Speaker of the Puerto Rico House of Representatives Carlos “Johnny” Méndez Nuñez and Rep. Víctor Parés Otero, who chairs the Government Committee in the lower chamber, have called the island’s 78 mayors to a briefing next week to outline a new legal framework that will allow municipalities — for the first time — to carry out power reconstruction and maintenance of streetlight poles.


The meeting is scheduled for this Thursday at 9:30 a.m. in the Leopoldo Figueroa Room on the first floor of the Capitol.


Méndez said legislative leaders have been working since December to create the necessary protocols and legal structure enabling local governments to help restore and maintain public lighting systems. Nearly nine years after Hurricane Maria struck in September 2017, many streets and neighborhoods across the island remain without functioning streetlights, he said.

“That legal framework is now ready, and the meeting is to present it,” Méndez said.


The new framework outlines the requirements and parameters for municipalities to replace and maintain streetlights using both state and federal funds already allocated for that work.


During the briefing, officials will detail the obligations municipalities must meet and walk through the components of the new legal structure.

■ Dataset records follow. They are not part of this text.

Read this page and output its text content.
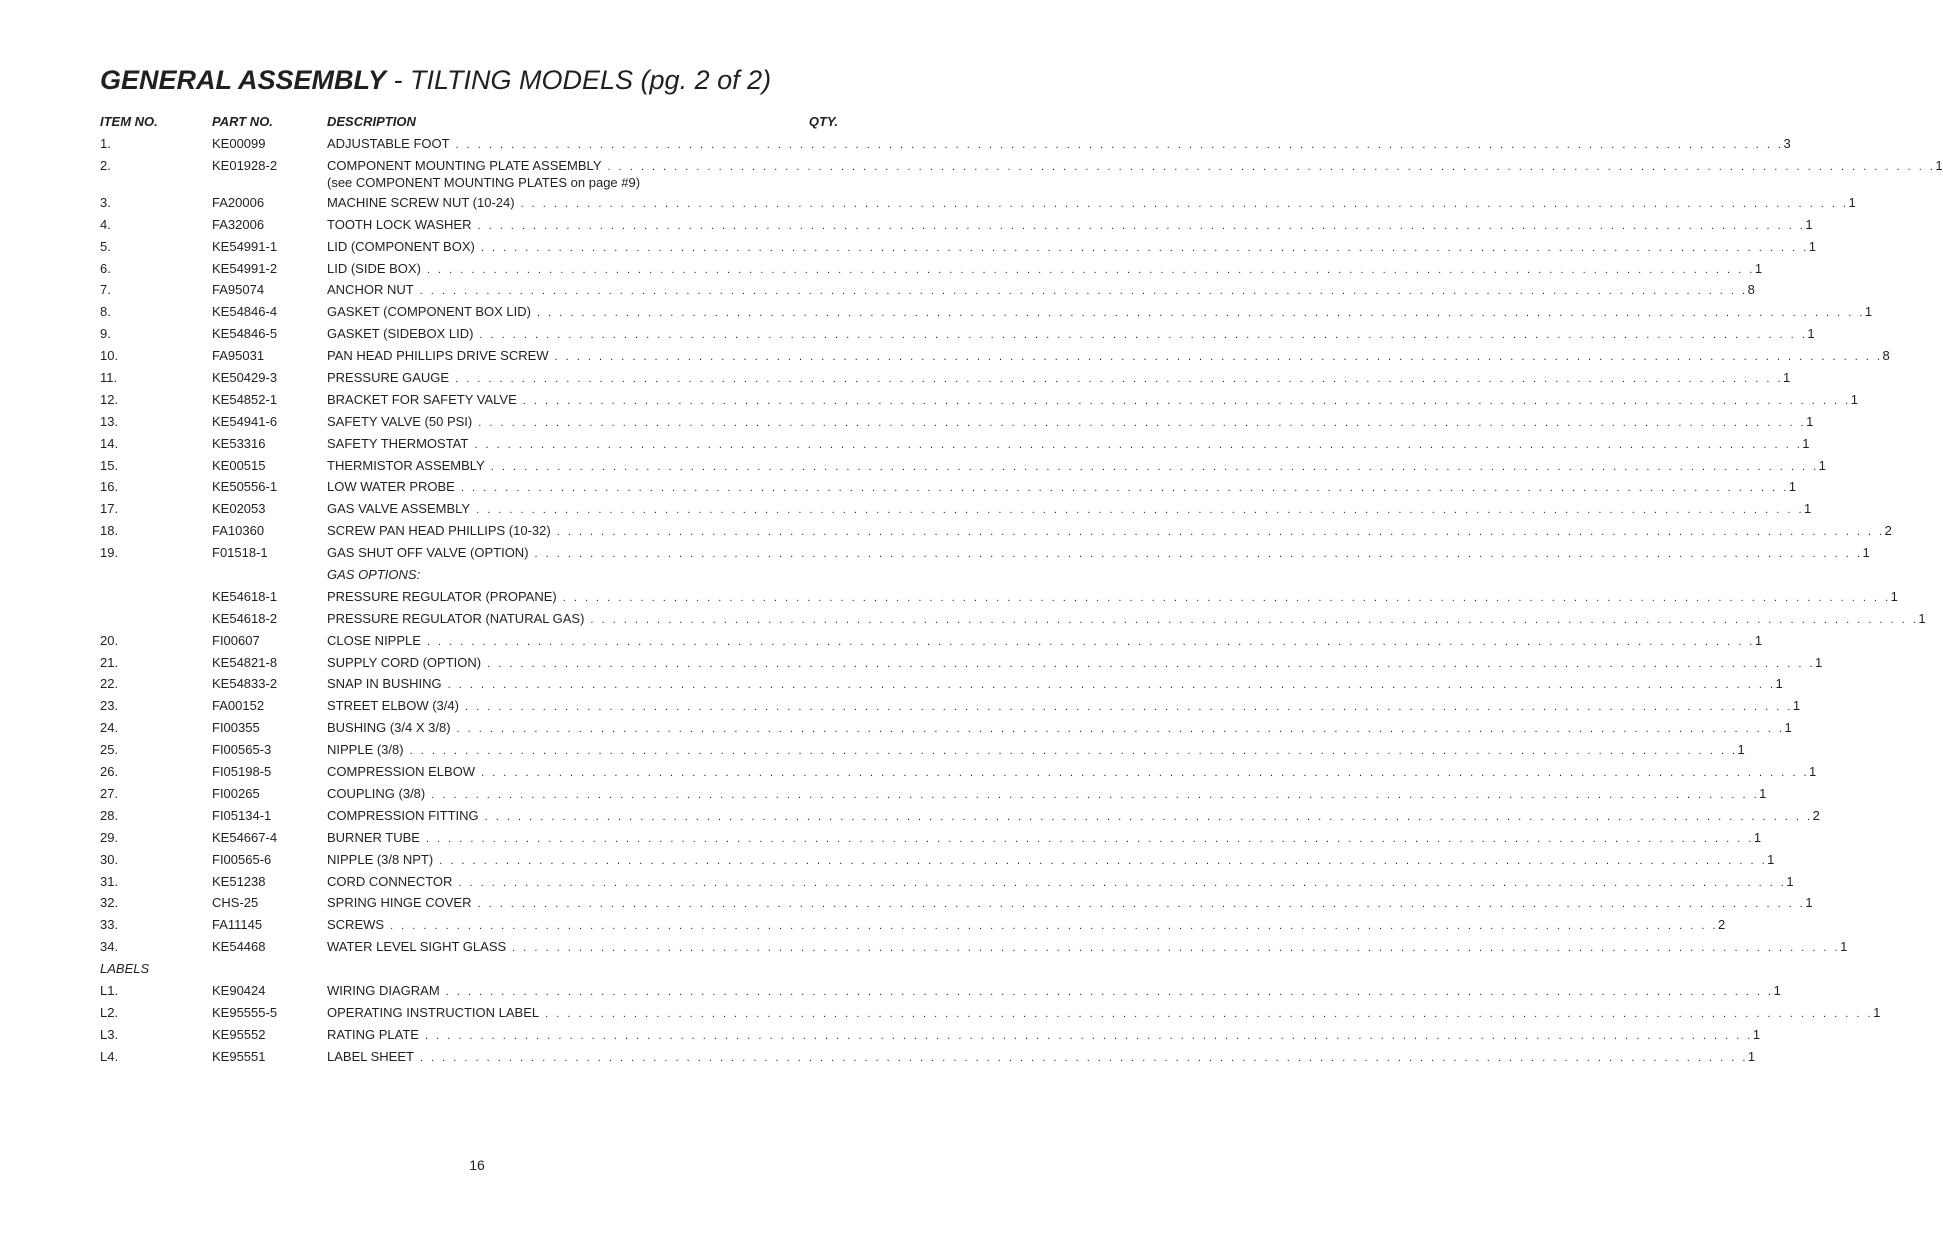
GENERAL ASSEMBLY - TILTING MODELS (pg. 2 of 2)
ITEM NO.	PART NO.	DESCRIPTION	QTY.
1.	KE00099	ADJUSTABLE FOOT . . . . . . . . . . . . . . . . . . . . . . . . . . . . . . . . . . . . . . . . . . . . . . . . . . . . . . . . . . . . . . . . . . . . . . . . . . . . . . . . . . . . . . . . . . . . . . . . . . . . . . . . . . . . . . . . . . . . . . . . 3
2.	KE01928-2	COMPONENT MOUNTING PLATE ASSEMBLY . . . . . . . . . . . . . . . . . . . . . . . . . . . . . . . . . . . . . . . . . . . . . . . . . . . . . . . . . . . . . . . . . . . . . . . . . . . . . . . . . . . . . . . . . . . . . . . . . . . . . . . . . . . . . . . . . . . . . . . . 1
(see COMPONENT MOUNTING PLATES on page #9)
3.	FA20006	MACHINE SCREW NUT (10-24) . . . . . . . . . . . . . . . . . . . . . . . . . . . . . . . . . . . . . . . . . . . . . . . . . . . . . . . . . . . . . . . . . . . . . . . . . . . . . . . . . . . . . . . . . . . . . . . . . . . . . . . . . . . . . . . . . . . . . . . . 1
4.	FA32006	TOOTH LOCK WASHER . . . . . . . . . . . . . . . . . . . . . . . . . . . . . . . . . . . . . . . . . . . . . . . . . . . . . . . . . . . . . . . . . . . . . . . . . . . . . . . . . . . . . . . . . . . . . . . . . . . . . . . . . . . . . . . . . . . . . . . . 1
5.	KE54991-1	LID (COMPONENT BOX) . . . . . . . . . . . . . . . . . . . . . . . . . . . . . . . . . . . . . . . . . . . . . . . . . . . . . . . . . . . . . . . . . . . . . . . . . . . . . . . . . . . . . . . . . . . . . . . . . . . . . . . . . . . . . . . . . . . . . . . . 1
6.	KE54991-2	LID (SIDE BOX) . . . . . . . . . . . . . . . . . . . . . . . . . . . . . . . . . . . . . . . . . . . . . . . . . . . . . . . . . . . . . . . . . . . . . . . . . . . . . . . . . . . . . . . . . . . . . . . . . . . . . . . . . . . . . . . . . . . . . . . . 1
7.	FA95074	ANCHOR NUT . . . . . . . . . . . . . . . . . . . . . . . . . . . . . . . . . . . . . . . . . . . . . . . . . . . . . . . . . . . . . . . . . . . . . . . . . . . . . . . . . . . . . . . . . . . . . . . . . . . . . . . . . . . . . . . . . . . . . . . . 8
8.	KE54846-4	GASKET (COMPONENT BOX LID) . . . . . . . . . . . . . . . . . . . . . . . . . . . . . . . . . . . . . . . . . . . . . . . . . . . . . . . . . . . . . . . . . . . . . . . . . . . . . . . . . . . . . . . . . . . . . . . . . . . . . . . . . . . . . . . . . . . . . . . . 1
9.	KE54846-5	GASKET (SIDEBOX LID) . . . . . . . . . . . . . . . . . . . . . . . . . . . . . . . . . . . . . . . . . . . . . . . . . . . . . . . . . . . . . . . . . . . . . . . . . . . . . . . . . . . . . . . . . . . . . . . . . . . . . . . . . . . . . . . . . . . . . . . . 1
10.	FA95031	PAN HEAD PHILLIPS DRIVE SCREW . . . . . . . . . . . . . . . . . . . . . . . . . . . . . . . . . . . . . . . . . . . . . . . . . . . . . . . . . . . . . . . . . . . . . . . . . . . . . . . . . . . . . . . . . . . . . . . . . . . . . . . . . . . . . . . . . . . . . . . . 8
11.	KE50429-3	PRESSURE GAUGE . . . . . . . . . . . . . . . . . . . . . . . . . . . . . . . . . . . . . . . . . . . . . . . . . . . . . . . . . . . . . . . . . . . . . . . . . . . . . . . . . . . . . . . . . . . . . . . . . . . . . . . . . . . . . . . . . . . . . . . . 1
12.	KE54852-1	BRACKET FOR SAFETY VALVE . . . . . . . . . . . . . . . . . . . . . . . . . . . . . . . . . . . . . . . . . . . . . . . . . . . . . . . . . . . . . . . . . . . . . . . . . . . . . . . . . . . . . . . . . . . . . . . . . . . . . . . . . . . . . . . . . . . . . . . . 1
13.	KE54941-6	SAFETY VALVE (50 PSI) . . . . . . . . . . . . . . . . . . . . . . . . . . . . . . . . . . . . . . . . . . . . . . . . . . . . . . . . . . . . . . . . . . . . . . . . . . . . . . . . . . . . . . . . . . . . . . . . . . . . . . . . . . . . . . . . . . . . . . . . 1
14.	KE53316	SAFETY THERMOSTAT . . . . . . . . . . . . . . . . . . . . . . . . . . . . . . . . . . . . . . . . . . . . . . . . . . . . . . . . . . . . . . . . . . . . . . . . . . . . . . . . . . . . . . . . . . . . . . . . . . . . . . . . . . . . . . . . . . . . . . . . 1
15.	KE00515	THERMISTOR ASSEMBLY . . . . . . . . . . . . . . . . . . . . . . . . . . . . . . . . . . . . . . . . . . . . . . . . . . . . . . . . . . . . . . . . . . . . . . . . . . . . . . . . . . . . . . . . . . . . . . . . . . . . . . . . . . . . . . . . . . . . . . . . 1
16.	KE50556-1	LOW WATER PROBE . . . . . . . . . . . . . . . . . . . . . . . . . . . . . . . . . . . . . . . . . . . . . . . . . . . . . . . . . . . . . . . . . . . . . . . . . . . . . . . . . . . . . . . . . . . . . . . . . . . . . . . . . . . . . . . . . . . . . . . . 1
17.	KE02053	GAS VALVE ASSEMBLY . . . . . . . . . . . . . . . . . . . . . . . . . . . . . . . . . . . . . . . . . . . . . . . . . . . . . . . . . . . . . . . . . . . . . . . . . . . . . . . . . . . . . . . . . . . . . . . . . . . . . . . . . . . . . . . . . . . . . . . . 1
18.	FA10360	SCREW PAN HEAD PHILLIPS (10-32) . . . . . . . . . . . . . . . . . . . . . . . . . . . . . . . . . . . . . . . . . . . . . . . . . . . . . . . . . . . . . . . . . . . . . . . . . . . . . . . . . . . . . . . . . . . . . . . . . . . . . . . . . . . . . . . . . . . . . . . . 2
19.	F01518-1	GAS SHUT OFF VALVE (OPTION) . . . . . . . . . . . . . . . . . . . . . . . . . . . . . . . . . . . . . . . . . . . . . . . . . . . . . . . . . . . . . . . . . . . . . . . . . . . . . . . . . . . . . . . . . . . . . . . . . . . . . . . . . . . . . . . . . . . . . . . . 1
GAS OPTIONS:
KE54618-1	PRESSURE REGULATOR (PROPANE) . . . . . . . . . . . . . . . . . . . . . . . . . . . . . . . . . . . . . . . . . . . . . . . . . . . . . . . . . . . . . . . . . . . . . . . . . . . . . . . . . . . . . . . . . . . . . . . . . . . . . . . . . . . . . . . . . . . . . . . . 1
KE54618-2	PRESSURE REGULATOR (NATURAL GAS) . . . . . . . . . . . . . . . . . . . . . . . . . . . . . . . . . . . . . . . . . . . . . . . . . . . . . . . . . . . . . . . . . . . . . . . . . . . . . . . . . . . . . . . . . . . . . . . . . . . . . . . . . . . . . . . . . . . . . . . . 1
20.	FI00607	CLOSE NIPPLE . . . . . . . . . . . . . . . . . . . . . . . . . . . . . . . . . . . . . . . . . . . . . . . . . . . . . . . . . . . . . . . . . . . . . . . . . . . . . . . . . . . . . . . . . . . . . . . . . . . . . . . . . . . . . . . . . . . . . . . . 1
21.	KE54821-8	SUPPLY CORD (OPTION) . . . . . . . . . . . . . . . . . . . . . . . . . . . . . . . . . . . . . . . . . . . . . . . . . . . . . . . . . . . . . . . . . . . . . . . . . . . . . . . . . . . . . . . . . . . . . . . . . . . . . . . . . . . . . . . . . . . . . . . . 1
22.	KE54833-2	SNAP IN BUSHING . . . . . . . . . . . . . . . . . . . . . . . . . . . . . . . . . . . . . . . . . . . . . . . . . . . . . . . . . . . . . . . . . . . . . . . . . . . . . . . . . . . . . . . . . . . . . . . . . . . . . . . . . . . . . . . . . . . . . . . . 1
23.	FA00152	STREET ELBOW (3/4) . . . . . . . . . . . . . . . . . . . . . . . . . . . . . . . . . . . . . . . . . . . . . . . . . . . . . . . . . . . . . . . . . . . . . . . . . . . . . . . . . . . . . . . . . . . . . . . . . . . . . . . . . . . . . . . . . . . . . . . . 1
24.	FI00355	BUSHING (3/4 X 3/8) . . . . . . . . . . . . . . . . . . . . . . . . . . . . . . . . . . . . . . . . . . . . . . . . . . . . . . . . . . . . . . . . . . . . . . . . . . . . . . . . . . . . . . . . . . . . . . . . . . . . . . . . . . . . . . . . . . . . . . . . 1
25.	FI00565-3	NIPPLE (3/8) . . . . . . . . . . . . . . . . . . . . . . . . . . . . . . . . . . . . . . . . . . . . . . . . . . . . . . . . . . . . . . . . . . . . . . . . . . . . . . . . . . . . . . . . . . . . . . . . . . . . . . . . . . . . . . . . . . . . . . . . 1
26.	FI05198-5	COMPRESSION ELBOW . . . . . . . . . . . . . . . . . . . . . . . . . . . . . . . . . . . . . . . . . . . . . . . . . . . . . . . . . . . . . . . . . . . . . . . . . . . . . . . . . . . . . . . . . . . . . . . . . . . . . . . . . . . . . . . . . . . . . . . . 1
27.	FI00265	COUPLING (3/8) . . . . . . . . . . . . . . . . . . . . . . . . . . . . . . . . . . . . . . . . . . . . . . . . . . . . . . . . . . . . . . . . . . . . . . . . . . . . . . . . . . . . . . . . . . . . . . . . . . . . . . . . . . . . . . . . . . . . . . . . 1
28.	FI05134-1	COMPRESSION FITTING . . . . . . . . . . . . . . . . . . . . . . . . . . . . . . . . . . . . . . . . . . . . . . . . . . . . . . . . . . . . . . . . . . . . . . . . . . . . . . . . . . . . . . . . . . . . . . . . . . . . . . . . . . . . . . . . . . . . . . . . 2
29.	KE54667-4	BURNER TUBE . . . . . . . . . . . . . . . . . . . . . . . . . . . . . . . . . . . . . . . . . . . . . . . . . . . . . . . . . . . . . . . . . . . . . . . . . . . . . . . . . . . . . . . . . . . . . . . . . . . . . . . . . . . . . . . . . . . . . . . . 1
30.	FI00565-6	NIPPLE (3/8 NPT) . . . . . . . . . . . . . . . . . . . . . . . . . . . . . . . . . . . . . . . . . . . . . . . . . . . . . . . . . . . . . . . . . . . . . . . . . . . . . . . . . . . . . . . . . . . . . . . . . . . . . . . . . . . . . . . . . . . . . . . . 1
31.	KE51238	CORD CONNECTOR . . . . . . . . . . . . . . . . . . . . . . . . . . . . . . . . . . . . . . . . . . . . . . . . . . . . . . . . . . . . . . . . . . . . . . . . . . . . . . . . . . . . . . . . . . . . . . . . . . . . . . . . . . . . . . . . . . . . . . . . 1
32.	CHS-25	SPRING HINGE COVER . . . . . . . . . . . . . . . . . . . . . . . . . . . . . . . . . . . . . . . . . . . . . . . . . . . . . . . . . . . . . . . . . . . . . . . . . . . . . . . . . . . . . . . . . . . . . . . . . . . . . . . . . . . . . . . . . . . . . . . . 1
33.	FA11145	SCREWS . . . . . . . . . . . . . . . . . . . . . . . . . . . . . . . . . . . . . . . . . . . . . . . . . . . . . . . . . . . . . . . . . . . . . . . . . . . . . . . . . . . . . . . . . . . . . . . . . . . . . . . . . . . . . . . . . . . . . . . . 2
34.	KE54468	WATER LEVEL SIGHT GLASS . . . . . . . . . . . . . . . . . . . . . . . . . . . . . . . . . . . . . . . . . . . . . . . . . . . . . . . . . . . . . . . . . . . . . . . . . . . . . . . . . . . . . . . . . . . . . . . . . . . . . . . . . . . . . . . . . . . . . . . . 1
LABELS
L1.	KE90424	WIRING DIAGRAM . . . . . . . . . . . . . . . . . . . . . . . . . . . . . . . . . . . . . . . . . . . . . . . . . . . . . . . . . . . . . . . . . . . . . . . . . . . . . . . . . . . . . . . . . . . . . . . . . . . . . . . . . . . . . . . . . . . . . . . . 1
L2.	KE95555-5	OPERATING INSTRUCTION LABEL . . . . . . . . . . . . . . . . . . . . . . . . . . . . . . . . . . . . . . . . . . . . . . . . . . . . . . . . . . . . . . . . . . . . . . . . . . . . . . . . . . . . . . . . . . . . . . . . . . . . . . . . . . . . . . . . . . . . . . . . 1
L3.	KE95552	RATING PLATE . . . . . . . . . . . . . . . . . . . . . . . . . . . . . . . . . . . . . . . . . . . . . . . . . . . . . . . . . . . . . . . . . . . . . . . . . . . . . . . . . . . . . . . . . . . . . . . . . . . . . . . . . . . . . . . . . . . . . . . . 1
L4.	KE95551	LABEL SHEET . . . . . . . . . . . . . . . . . . . . . . . . . . . . . . . . . . . . . . . . . . . . . . . . . . . . . . . . . . . . . . . . . . . . . . . . . . . . . . . . . . . . . . . . . . . . . . . . . . . . . . . . . . . . . . . . . . . . . . . . 1
16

Citing multiple studies, Parés said Puerto Rico has an estimated half‑million streetlight poles, but LUMA Energy, the private operator of the island’s transmission and distribution system, has repaired fewer than half of them.


“Our streets, roads and communities are in the dark,” Parés said. “We cannot continue like this. That’s why, together with the House speaker, we requested the Energy Bureau’s study and the creation of a legal framework so that municipalities can take on this important work.”

On Jan. 27, the Puerto Rico Energy Bureau sent a letter to Méndez affirming that municipalities can legally undertake reconstruction and maintenance of streetlights and providing the applicable legal framework.


The move comes nearly six years after the Puerto Rico Electric Power Authority signed a services contract in June 2020 with LUMA, which also assumed responsibility for managing federal funds dedicated to replacing streetlights.